Skip this if you have actual erectile dysfunction that’s affecting your life. PDE5 inhibitors (sildenafil, tadalafil) are generic, inexpensive, and backed by decades of research. A supplement is not a substitute for a doctor’s visit, especially when the underlying cause could be cardiovascular.
Skip this if you expect transparent labeling. You’re paying $106 for a bottle that won’t tell you how much of anything is inside. That’s a dealbreaker for anyone who reads labels like a contract — and you should.
The honest read
ErecPrime is a $106 bet on a proprietary blend with a 60-day refund window. The bet might pay off in the placebo effect, which is real and can improve subjective measures like libido and confidence. But the ingredients, at the doses likely present, don’t add up to a clinically meaningful intervention for ED or testosterone.

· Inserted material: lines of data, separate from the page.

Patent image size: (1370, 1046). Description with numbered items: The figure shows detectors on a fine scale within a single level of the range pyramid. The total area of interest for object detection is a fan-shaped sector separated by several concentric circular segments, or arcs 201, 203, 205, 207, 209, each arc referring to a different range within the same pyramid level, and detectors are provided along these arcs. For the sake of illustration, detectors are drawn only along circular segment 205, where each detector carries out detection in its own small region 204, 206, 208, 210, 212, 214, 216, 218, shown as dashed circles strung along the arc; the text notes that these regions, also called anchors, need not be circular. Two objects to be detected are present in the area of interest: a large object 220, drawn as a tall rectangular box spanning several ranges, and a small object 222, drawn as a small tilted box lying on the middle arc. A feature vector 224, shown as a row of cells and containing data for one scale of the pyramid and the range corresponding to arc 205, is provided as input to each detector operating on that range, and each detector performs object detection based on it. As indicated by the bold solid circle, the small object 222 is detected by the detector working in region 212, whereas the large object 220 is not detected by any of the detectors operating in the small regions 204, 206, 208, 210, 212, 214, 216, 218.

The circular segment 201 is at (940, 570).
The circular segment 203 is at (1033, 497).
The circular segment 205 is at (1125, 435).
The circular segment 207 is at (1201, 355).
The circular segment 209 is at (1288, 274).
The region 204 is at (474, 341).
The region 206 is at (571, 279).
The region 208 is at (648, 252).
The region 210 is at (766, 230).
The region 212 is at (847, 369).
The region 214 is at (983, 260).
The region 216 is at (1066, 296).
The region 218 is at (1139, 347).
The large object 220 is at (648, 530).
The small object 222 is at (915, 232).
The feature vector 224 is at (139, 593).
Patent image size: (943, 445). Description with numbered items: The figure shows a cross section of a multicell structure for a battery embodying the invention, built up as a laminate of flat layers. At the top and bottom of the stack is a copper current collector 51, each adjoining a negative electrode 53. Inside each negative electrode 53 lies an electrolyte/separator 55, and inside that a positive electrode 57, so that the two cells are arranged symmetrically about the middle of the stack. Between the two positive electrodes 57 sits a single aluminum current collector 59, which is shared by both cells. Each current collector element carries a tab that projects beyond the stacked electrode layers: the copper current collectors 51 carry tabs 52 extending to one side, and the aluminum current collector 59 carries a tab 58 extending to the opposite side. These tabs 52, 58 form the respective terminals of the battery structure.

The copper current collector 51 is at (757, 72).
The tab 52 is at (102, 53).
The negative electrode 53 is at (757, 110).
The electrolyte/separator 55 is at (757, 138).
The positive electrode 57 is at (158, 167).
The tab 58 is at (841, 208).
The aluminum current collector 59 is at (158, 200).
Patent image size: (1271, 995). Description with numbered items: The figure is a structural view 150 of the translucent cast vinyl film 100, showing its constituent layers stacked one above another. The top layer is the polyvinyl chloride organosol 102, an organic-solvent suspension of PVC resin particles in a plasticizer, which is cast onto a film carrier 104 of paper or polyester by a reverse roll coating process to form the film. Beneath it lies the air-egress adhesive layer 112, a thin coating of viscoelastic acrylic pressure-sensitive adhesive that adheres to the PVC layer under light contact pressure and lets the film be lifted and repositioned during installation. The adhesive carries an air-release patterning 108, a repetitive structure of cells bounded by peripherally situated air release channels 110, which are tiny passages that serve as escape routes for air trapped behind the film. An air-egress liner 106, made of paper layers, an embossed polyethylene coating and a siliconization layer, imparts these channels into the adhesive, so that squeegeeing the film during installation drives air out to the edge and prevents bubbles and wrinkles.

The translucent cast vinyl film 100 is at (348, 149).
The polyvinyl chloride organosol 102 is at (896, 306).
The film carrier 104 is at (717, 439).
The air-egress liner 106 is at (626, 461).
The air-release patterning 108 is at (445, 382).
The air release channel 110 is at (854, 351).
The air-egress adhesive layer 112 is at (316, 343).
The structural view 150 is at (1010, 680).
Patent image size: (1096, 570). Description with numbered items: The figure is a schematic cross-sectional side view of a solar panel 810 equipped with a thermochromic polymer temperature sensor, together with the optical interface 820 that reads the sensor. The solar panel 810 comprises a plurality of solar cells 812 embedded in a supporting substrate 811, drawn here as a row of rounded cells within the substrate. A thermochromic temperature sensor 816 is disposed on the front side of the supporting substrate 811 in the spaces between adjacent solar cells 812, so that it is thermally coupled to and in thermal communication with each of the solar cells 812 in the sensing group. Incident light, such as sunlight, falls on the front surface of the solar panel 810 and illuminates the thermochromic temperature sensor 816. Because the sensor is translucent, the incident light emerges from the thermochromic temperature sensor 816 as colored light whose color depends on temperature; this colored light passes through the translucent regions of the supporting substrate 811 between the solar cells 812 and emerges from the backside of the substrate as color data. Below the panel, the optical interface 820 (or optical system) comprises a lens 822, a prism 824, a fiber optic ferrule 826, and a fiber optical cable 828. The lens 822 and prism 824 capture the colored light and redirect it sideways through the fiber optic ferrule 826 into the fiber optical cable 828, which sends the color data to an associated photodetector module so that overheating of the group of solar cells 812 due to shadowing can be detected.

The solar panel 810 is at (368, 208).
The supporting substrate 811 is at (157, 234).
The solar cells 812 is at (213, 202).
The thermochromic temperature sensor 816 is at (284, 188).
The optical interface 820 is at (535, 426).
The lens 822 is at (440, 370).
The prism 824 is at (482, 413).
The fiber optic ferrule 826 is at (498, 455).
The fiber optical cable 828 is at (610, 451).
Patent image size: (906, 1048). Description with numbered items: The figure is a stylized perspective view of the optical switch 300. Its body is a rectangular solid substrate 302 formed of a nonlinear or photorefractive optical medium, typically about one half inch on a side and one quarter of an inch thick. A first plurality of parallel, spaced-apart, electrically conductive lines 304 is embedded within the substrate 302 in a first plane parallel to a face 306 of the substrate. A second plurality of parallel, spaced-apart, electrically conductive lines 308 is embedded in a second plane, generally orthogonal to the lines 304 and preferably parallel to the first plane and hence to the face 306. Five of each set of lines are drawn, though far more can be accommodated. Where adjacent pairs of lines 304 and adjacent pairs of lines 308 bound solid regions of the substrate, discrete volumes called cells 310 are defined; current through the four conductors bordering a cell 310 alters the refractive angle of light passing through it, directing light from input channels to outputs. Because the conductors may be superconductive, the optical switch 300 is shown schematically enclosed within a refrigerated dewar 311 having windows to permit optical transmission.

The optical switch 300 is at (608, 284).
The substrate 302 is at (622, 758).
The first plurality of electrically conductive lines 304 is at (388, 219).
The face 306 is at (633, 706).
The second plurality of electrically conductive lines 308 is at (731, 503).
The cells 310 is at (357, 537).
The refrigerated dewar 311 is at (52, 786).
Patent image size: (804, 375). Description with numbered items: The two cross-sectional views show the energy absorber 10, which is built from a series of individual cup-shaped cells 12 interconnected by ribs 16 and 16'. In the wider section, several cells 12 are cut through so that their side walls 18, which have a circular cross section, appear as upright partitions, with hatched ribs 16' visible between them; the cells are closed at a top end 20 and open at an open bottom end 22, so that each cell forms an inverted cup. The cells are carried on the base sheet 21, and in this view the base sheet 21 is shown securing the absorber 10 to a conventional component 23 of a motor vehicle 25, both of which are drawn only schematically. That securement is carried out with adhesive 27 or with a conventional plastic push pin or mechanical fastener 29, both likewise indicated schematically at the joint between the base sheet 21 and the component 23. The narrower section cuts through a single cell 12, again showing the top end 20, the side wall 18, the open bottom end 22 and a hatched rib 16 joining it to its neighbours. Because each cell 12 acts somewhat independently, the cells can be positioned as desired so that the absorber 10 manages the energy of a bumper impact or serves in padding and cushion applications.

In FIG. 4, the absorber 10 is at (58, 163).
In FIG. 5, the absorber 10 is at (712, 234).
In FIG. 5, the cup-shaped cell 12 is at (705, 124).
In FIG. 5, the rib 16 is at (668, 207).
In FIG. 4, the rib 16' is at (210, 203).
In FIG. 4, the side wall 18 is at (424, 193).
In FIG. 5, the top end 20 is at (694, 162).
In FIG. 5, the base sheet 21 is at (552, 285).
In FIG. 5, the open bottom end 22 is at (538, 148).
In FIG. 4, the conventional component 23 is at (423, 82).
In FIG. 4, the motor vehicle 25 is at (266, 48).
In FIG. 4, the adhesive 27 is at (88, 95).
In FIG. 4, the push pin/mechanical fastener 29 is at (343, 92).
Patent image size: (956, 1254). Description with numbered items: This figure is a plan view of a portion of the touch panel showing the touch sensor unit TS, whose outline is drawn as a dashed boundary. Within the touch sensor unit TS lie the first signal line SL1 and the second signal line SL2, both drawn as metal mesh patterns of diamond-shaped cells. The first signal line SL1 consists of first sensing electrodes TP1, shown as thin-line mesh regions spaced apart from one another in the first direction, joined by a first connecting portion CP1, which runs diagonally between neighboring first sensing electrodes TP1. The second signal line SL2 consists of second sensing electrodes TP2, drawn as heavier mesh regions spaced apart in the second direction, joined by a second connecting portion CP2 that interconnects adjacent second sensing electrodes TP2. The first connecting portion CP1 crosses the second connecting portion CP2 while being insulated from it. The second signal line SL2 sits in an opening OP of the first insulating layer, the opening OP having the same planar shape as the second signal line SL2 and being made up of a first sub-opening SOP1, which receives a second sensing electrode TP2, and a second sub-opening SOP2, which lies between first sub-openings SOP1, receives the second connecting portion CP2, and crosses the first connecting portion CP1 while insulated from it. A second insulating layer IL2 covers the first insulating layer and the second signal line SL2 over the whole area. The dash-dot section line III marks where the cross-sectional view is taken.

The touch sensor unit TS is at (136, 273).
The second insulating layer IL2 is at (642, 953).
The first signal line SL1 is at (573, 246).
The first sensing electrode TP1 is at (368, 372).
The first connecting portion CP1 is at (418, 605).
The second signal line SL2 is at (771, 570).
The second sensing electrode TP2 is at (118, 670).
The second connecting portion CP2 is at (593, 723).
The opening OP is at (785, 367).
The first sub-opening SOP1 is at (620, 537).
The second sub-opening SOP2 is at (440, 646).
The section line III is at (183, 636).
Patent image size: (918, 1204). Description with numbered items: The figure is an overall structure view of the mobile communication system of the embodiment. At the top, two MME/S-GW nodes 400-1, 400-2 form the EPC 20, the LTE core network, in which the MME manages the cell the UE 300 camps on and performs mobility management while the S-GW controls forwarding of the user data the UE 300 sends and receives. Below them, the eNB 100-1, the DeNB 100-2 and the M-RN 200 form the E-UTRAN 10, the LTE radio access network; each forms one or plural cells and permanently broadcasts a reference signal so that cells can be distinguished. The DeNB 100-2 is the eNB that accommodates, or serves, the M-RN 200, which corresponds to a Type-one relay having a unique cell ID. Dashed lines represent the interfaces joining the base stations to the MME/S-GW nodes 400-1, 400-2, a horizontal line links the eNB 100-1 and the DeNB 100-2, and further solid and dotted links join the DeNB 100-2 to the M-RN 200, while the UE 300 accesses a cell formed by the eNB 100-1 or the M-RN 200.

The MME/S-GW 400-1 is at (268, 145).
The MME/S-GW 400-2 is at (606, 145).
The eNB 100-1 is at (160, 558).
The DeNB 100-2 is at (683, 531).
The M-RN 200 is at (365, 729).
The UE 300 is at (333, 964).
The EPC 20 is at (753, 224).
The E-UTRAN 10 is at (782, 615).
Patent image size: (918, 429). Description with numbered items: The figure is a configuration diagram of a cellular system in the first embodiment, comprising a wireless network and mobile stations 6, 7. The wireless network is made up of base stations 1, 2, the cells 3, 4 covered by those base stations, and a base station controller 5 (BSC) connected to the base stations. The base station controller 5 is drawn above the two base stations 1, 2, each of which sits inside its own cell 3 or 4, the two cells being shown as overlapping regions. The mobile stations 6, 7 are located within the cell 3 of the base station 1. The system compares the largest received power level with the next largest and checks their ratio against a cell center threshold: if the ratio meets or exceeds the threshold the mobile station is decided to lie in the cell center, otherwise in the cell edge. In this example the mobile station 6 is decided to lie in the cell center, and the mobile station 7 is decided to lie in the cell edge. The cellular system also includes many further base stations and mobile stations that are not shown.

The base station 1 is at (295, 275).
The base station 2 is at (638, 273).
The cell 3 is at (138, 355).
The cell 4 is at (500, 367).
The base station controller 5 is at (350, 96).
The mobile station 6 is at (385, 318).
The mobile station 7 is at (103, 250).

The refund window is the only reason this product gets a rating above 2. It turns a bad deal into a risk-free trial. If you’re going to buy, use that window ruthlessly. Track your results. Return it if the only thing that changed was your credit card balance.
The affiliate hype tells you everything you need to know: this product was built to sell, not to solve. And until the label becomes transparent and the formula gets tested, that’s all it will ever be.
— Rhett Calder
Here's what I'd actually do
If the ingredient list is reasonable, the doses are at least partially disclosed, and you are willing to use the refund window as an experiment budget:
ErecPrime - Top Male Performance and ED sits in the middle band — defensible ingredient pool, unverifiable dosing, premium ClickBank-funnel pricing. The 60-day refund is your insurance. Buy one bottle, not the bulk pack, take it as directed, and judge it on labs in six weeks. Refund if it did nothing.
Don't buy this if: Do not buy this if you cannot remember to cancel a recurring charge. The default-on subscription pattern on these funnels is engineered for the kind of busy week you are having.
— Dr. Rhett Calder · Internal medicine, retired (MD, board-certified 1989–2023)
Sources and review method
Supplement Skeptic reviews compare the visible label and sales claims against published research, dose ranges used in human studies, safety guidance, checkout terms, and refund mechanics. This page is not medical advice.
- Vendor sales page — ClickBank-listed sales page (active as of catalog import)
Frequently asked questions
- Is ErecPrime a scam?
- No, it's a real product that ships after payment, and the 60-day refund is honored through ClickBank. But it's a classic men's health supplement with overblown marketing and underdosed ingredients. That's not a scam — it's just not a good deal.
- What ingredients are in ErecPrime?
- The sales page name-drops Tribulus Terrestris, Epimedium (horny goat weed), Hawthorn, and Zinc. The full Supplement Facts panel isn't shown on the landing page, and the proprietary blend makes it impossible to know if the doses match those used in any positive studies.
- How does the 60-day refund work?
- Refunds are processed by ClickBank, not the vendor. Email ClickBank support with your order ID within 60 days, and you'll get your money back in 3–7 business days. You can return empty bottles — there's no restocking fee.
- Can ErecPrime really fix erectile dysfunction?
- There's no strong evidence that this formula can treat clinical ED. Epimedium has mild PDE5 inhibition in lab studies, but human data is thin. If you have persistent ED, see a doctor — not a supplement sales page.